Writing, he claims, enabled him “to rise from a victim of a barbarous colonization to a man in control of his life.” Baca once said, “All of us who went to prison were lied to, and poetry is the only thing that didn't lie. Everything that is not a lie is poetry. In order to bring order to our world, we were forced to write. Writing was the only thing that could relieve the pain of betrayal, the only thing that filled the void of abandonment.”

In 1976 his poem, “Letters come to prison,” won an honorable mention. A few years later, with Denise Levertov's help, he published
Immigrants in Our Own Land.
In 1988 his novel in verse,
Martin, and Meditations on the South Valley,
received the Before Columbus American Book Award for poetry. For more than thirty years he has made his living by writing, and has authored more than a dozen volumes of poetry and prose at the time of this publication. His many awards include a Wallace Stevens Yale Poetry Fellowship, a Pushcart Prize, the National Hispanic Heritage Award, the International Award, and he has been Champion of the International Poetry Slam.

For many years, he ran his own school for writers; his students stay in New Mexico for a year or more, and study writing with Baca while also working in the community, painting, landscaping, or teaching lit-eracy. In 2004 he launched Cedar Tree, a nonprofit literary organization designed to provide writing workshops, training, and outreach programs for at-risk youth, prisoners and ex-prisoners, and disadvantaged communities.
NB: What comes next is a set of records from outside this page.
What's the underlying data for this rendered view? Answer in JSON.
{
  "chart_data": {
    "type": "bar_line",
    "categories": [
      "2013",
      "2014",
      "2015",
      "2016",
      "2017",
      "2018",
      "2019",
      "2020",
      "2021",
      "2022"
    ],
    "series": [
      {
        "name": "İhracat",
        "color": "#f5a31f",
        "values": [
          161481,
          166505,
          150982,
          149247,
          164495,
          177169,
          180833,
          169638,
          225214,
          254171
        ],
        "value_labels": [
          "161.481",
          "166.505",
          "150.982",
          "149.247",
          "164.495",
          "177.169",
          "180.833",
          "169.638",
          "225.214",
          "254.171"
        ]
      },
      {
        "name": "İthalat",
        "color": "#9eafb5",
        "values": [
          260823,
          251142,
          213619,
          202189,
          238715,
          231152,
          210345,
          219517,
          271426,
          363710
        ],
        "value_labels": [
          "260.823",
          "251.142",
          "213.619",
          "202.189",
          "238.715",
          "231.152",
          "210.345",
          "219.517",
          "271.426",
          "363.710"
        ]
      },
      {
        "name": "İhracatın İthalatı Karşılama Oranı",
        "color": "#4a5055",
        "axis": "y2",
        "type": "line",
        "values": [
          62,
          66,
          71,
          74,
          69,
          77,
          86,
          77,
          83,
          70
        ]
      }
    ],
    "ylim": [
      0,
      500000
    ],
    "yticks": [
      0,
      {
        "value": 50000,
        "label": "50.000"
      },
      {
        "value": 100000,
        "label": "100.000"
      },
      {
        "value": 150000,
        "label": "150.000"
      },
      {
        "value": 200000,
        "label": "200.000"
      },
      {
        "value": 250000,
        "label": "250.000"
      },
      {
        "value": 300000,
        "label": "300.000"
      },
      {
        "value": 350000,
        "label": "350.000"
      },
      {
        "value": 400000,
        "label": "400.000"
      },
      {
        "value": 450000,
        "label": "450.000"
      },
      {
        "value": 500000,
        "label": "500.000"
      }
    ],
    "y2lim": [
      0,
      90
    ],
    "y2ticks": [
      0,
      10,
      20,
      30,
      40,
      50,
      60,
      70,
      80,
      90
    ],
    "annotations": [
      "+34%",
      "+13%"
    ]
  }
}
Baca has three sons and has said that he helps support “about ten adopted children.” His son Gabriel is planning to make a documentary called
A Place to Stand.

Allison Blake (b.1947) was born and raised in Manhattan. Incarcerated for a white-collar crime, she began to write creatively for the first time in Hettie Jones' writing workshop at Bedford Hills. Her poem “Prisons of Our World” was published in
Aliens At The Border.
She also received her state legal research certificate, and later at Albion Correctional Facility, became the first inmate to teach the state legal research course; 90% of her students passed the state exam as compared with 33% previously. Her play “Jailhouse Lawyers,” born out of her own experiences, won third prize in drama in 1996. She published other poems in
Concrete Garden
and
A Muse to Follow
(National Library of Poetry, 1996). She now works for a lawyer as a paralegal and is involved in real estate development. Her impulse to write seeming to have expired with her sentence, she now makes digital art. She still lives with the man who stood by her while she did time. Allison Blake is a pen name.
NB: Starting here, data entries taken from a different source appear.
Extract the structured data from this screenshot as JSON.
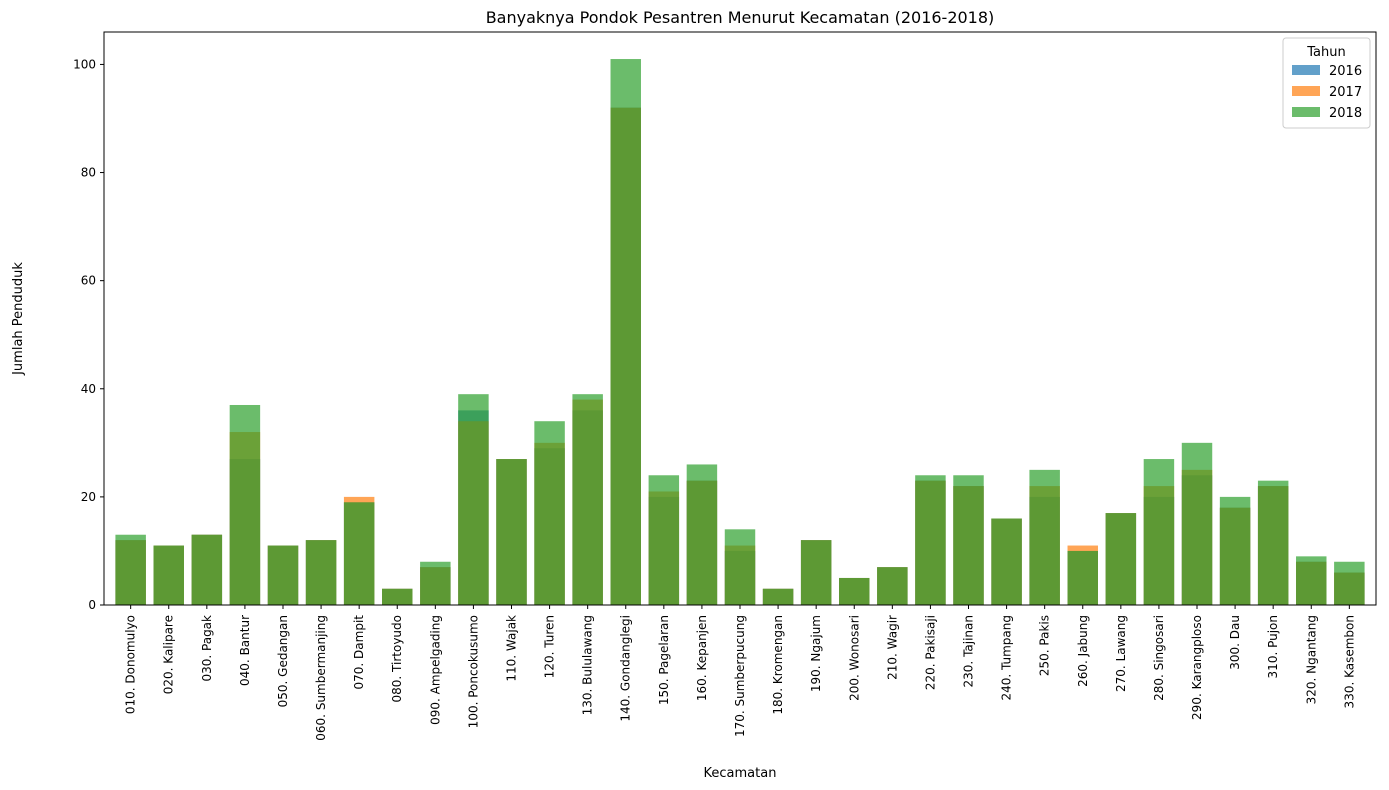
{
  "chart_data": {
    "type": "bar",
    "title": "Banyaknya Pondok Pesantren Menurut Kecamatan (2016-2018)",
    "xlabel": "Kecamatan",
    "ylabel": "Jumlah Penduduk",
    "ylim": [
      0,
      106
    ],
    "yticks": [
      0,
      20,
      40,
      60,
      80,
      100
    ],
    "grid": false,
    "legend": {
      "title": "Tahun",
      "placement": "top-right"
    },
    "overlay": true,
    "categories": [
      "010. Donomulyo",
      "020. Kalipare",
      "030. Pagak",
      "040. Bantur",
      "050. Gedangan",
      "060. Sumbermanjing",
      "070. Dampit",
      "080. Tirtoyudo",
      "090. Ampelgading",
      "100. Poncokusumo",
      "110. Wajak",
      "120. Turen",
      "130. Bululawang",
      "140. Gondanglegi",
      "150. Pagelaran",
      "160. Kepanjen",
      "170. Sumberpucung",
      "180. Kromengan",
      "190. Ngajum",
      "200. Wonosari",
      "210. Wagir",
      "220. Pakisaji",
      "230. Tajinan",
      "240. Tumpang",
      "250. Pakis",
      "260. Jabung",
      "270. Lawang",
      "280. Singosari",
      "290. Karangploso",
      "300. Dau",
      "310. Pujon",
      "320. Ngantang",
      "330. Kasembon"
    ],
    "series": [
      {
        "name": "2016",
        "color": "#1f77b4",
        "values": [
          12,
          11,
          13,
          27,
          11,
          12,
          19,
          3,
          7,
          36,
          27,
          29,
          36,
          92,
          20,
          23,
          10,
          3,
          12,
          5,
          7,
          23,
          22,
          16,
          20,
          10,
          17,
          20,
          24,
          18,
          22,
          8,
          6
        ]
      },
      {
        "name": "2017",
        "color": "#ff7f0e",
        "values": [
          12,
          11,
          13,
          32,
          11,
          12,
          20,
          3,
          7,
          34,
          27,
          30,
          38,
          92,
          21,
          23,
          11,
          3,
          12,
          5,
          7,
          23,
          22,
          16,
          22,
          11,
          17,
          22,
          25,
          18,
          22,
          8,
          6
        ]
      },
      {
        "name": "2018",
        "color": "#2ca02c",
        "values": [
          13,
          11,
          13,
          37,
          11,
          12,
          19,
          3,
          8,
          39,
          27,
          34,
          39,
          101,
          24,
          26,
          14,
          3,
          12,
          5,
          7,
          24,
          24,
          16,
          25,
          10,
          17,
          27,
          30,
          20,
          23,
          9,
          8
        ]
      }
    ]
  }
}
Kathy Boudin (b.1943) was raised in New York by social activist parents, her mother a poet, her father a civil liberties lawyer. Graduating from Bryn Mawr in the 1960s, she commenced a life of social commitments, participating in movements for civil rights and against the Vietnam war. She co-wrote a welfare rights manual and a legal self-defense guide. Incarcerated in 1981 at Bedford Hills Correctional Facility, she received a Masters in Literacy Education from Norwich University, Vermont.
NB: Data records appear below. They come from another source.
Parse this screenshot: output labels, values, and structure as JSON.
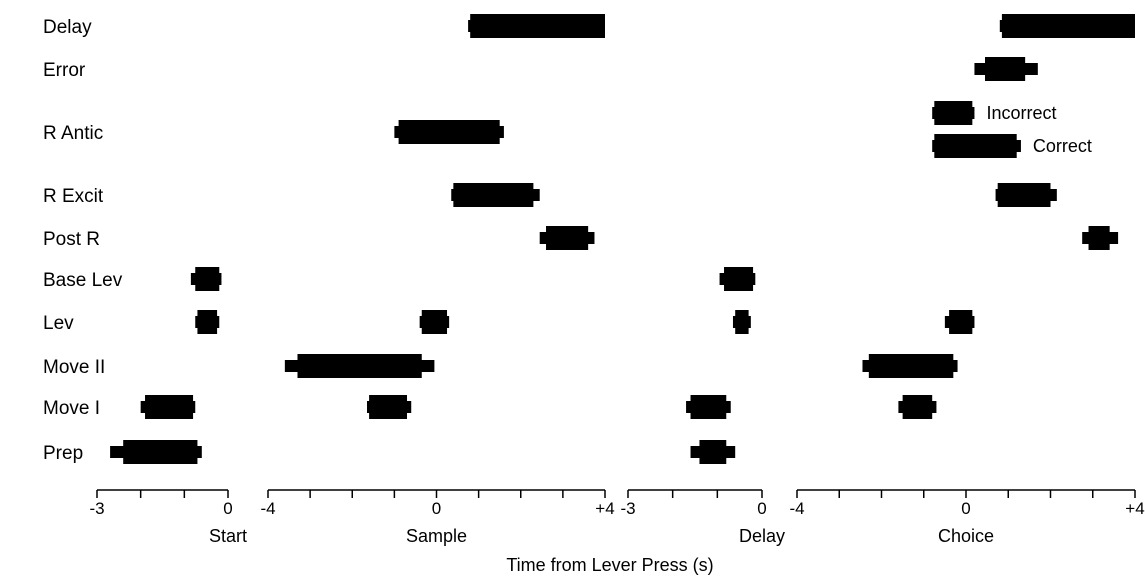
{
  "chart_data": {
    "type": "bar",
    "rows": [
      "Delay",
      "Error",
      "R Antic",
      "R Excit",
      "Post R",
      "Base Lev",
      "Lev",
      "Move II",
      "Move I",
      "Prep"
    ],
    "xlabel": "Time from Lever Press (s)",
    "panels": [
      {
        "name": "Start",
        "xlim": [
          -3,
          0
        ],
        "tick_labels": [
          "-3",
          "0"
        ],
        "bars": [
          {
            "row": "Base Lev",
            "core": [
              -0.75,
              -0.2
            ],
            "tails": [
              -0.85,
              -0.15
            ]
          },
          {
            "row": "Lev",
            "core": [
              -0.7,
              -0.25
            ],
            "tails": [
              -0.75,
              -0.2
            ]
          },
          {
            "row": "Move I",
            "core": [
              -1.9,
              -0.8
            ],
            "tails": [
              -2.0,
              -0.75
            ]
          },
          {
            "row": "Prep",
            "core": [
              -2.4,
              -0.7
            ],
            "tails": [
              -2.7,
              -0.6
            ]
          }
        ]
      },
      {
        "name": "Sample",
        "xlim": [
          -4,
          4
        ],
        "tick_labels": [
          "-4",
          "0",
          "+4"
        ],
        "bars": [
          {
            "row": "Delay",
            "core": [
              0.8,
              4.0
            ],
            "tails": [
              0.75,
              4.0
            ]
          },
          {
            "row": "R Antic",
            "core": [
              -0.9,
              1.5
            ],
            "tails": [
              -1.0,
              1.6
            ]
          },
          {
            "row": "R Excit",
            "core": [
              0.4,
              2.3
            ],
            "tails": [
              0.35,
              2.45
            ]
          },
          {
            "row": "Post R",
            "core": [
              2.6,
              3.6
            ],
            "tails": [
              2.45,
              3.75
            ]
          },
          {
            "row": "Lev",
            "core": [
              -0.35,
              0.25
            ],
            "tails": [
              -0.4,
              0.3
            ]
          },
          {
            "row": "Move II",
            "core": [
              -3.3,
              -0.35
            ],
            "tails": [
              -3.6,
              -0.05
            ]
          },
          {
            "row": "Move I",
            "core": [
              -1.6,
              -0.7
            ],
            "tails": [
              -1.65,
              -0.6
            ]
          }
        ]
      },
      {
        "name": "Delay",
        "xlim": [
          -3,
          0
        ],
        "tick_labels": [
          "-3",
          "0"
        ],
        "bars": [
          {
            "row": "Base Lev",
            "core": [
              -0.85,
              -0.2
            ],
            "tails": [
              -0.95,
              -0.15
            ]
          },
          {
            "row": "Lev",
            "core": [
              -0.6,
              -0.3
            ],
            "tails": [
              -0.65,
              -0.25
            ]
          },
          {
            "row": "Move I",
            "core": [
              -1.6,
              -0.8
            ],
            "tails": [
              -1.7,
              -0.7
            ]
          },
          {
            "row": "Prep",
            "core": [
              -1.4,
              -0.8
            ],
            "tails": [
              -1.6,
              -0.6
            ]
          }
        ]
      },
      {
        "name": "Choice",
        "xlim": [
          -4,
          4
        ],
        "tick_labels": [
          "-4",
          "0",
          "+4"
        ],
        "bars": [
          {
            "row": "Delay",
            "core": [
              0.85,
              4.0
            ],
            "tails": [
              0.8,
              4.0
            ]
          },
          {
            "row": "Error",
            "core": [
              0.45,
              1.4
            ],
            "tails": [
              0.2,
              1.7
            ]
          },
          {
            "row": "R Antic",
            "label": "Incorrect",
            "core": [
              -0.75,
              0.15
            ],
            "tails": [
              -0.8,
              0.2
            ]
          },
          {
            "row": "R Antic",
            "label": "Correct",
            "core": [
              -0.75,
              1.2
            ],
            "tails": [
              -0.8,
              1.3
            ]
          },
          {
            "row": "R Excit",
            "core": [
              0.75,
              2.0
            ],
            "tails": [
              0.7,
              2.15
            ]
          },
          {
            "row": "Post R",
            "core": [
              2.9,
              3.4
            ],
            "tails": [
              2.75,
              3.6
            ]
          },
          {
            "row": "Lev",
            "core": [
              -0.4,
              0.15
            ],
            "tails": [
              -0.5,
              0.2
            ]
          },
          {
            "row": "Move II",
            "core": [
              -2.3,
              -0.3
            ],
            "tails": [
              -2.45,
              -0.2
            ]
          },
          {
            "row": "Move I",
            "core": [
              -1.5,
              -0.8
            ],
            "tails": [
              -1.6,
              -0.7
            ]
          }
        ]
      }
    ],
    "annotations": [
      "Incorrect",
      "Correct"
    ]
  }
}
Along with other women, Boudin created a program on long-distance parenting and published
Parenting from inside/out: Voices of mothers in prison.
She applied Paolo Freire's principle of learning by analysis and action
(fromJPedagogy of the Oppressed)
to the teaching of basic literacy. The AIDS Counseling and Education Project, initiated by incarcerated women in the community, resulted in
Breaking the Walls of Silence: Women and AIDS in a Maximum Security Prison,
a collaborative history with a manual that was widely distributed in prisons. After the Pell grants for prisoners were abolished, Boudin and other prisoners collaborated to engage private colleges and the Westchester community to construct a new college program inside the prison.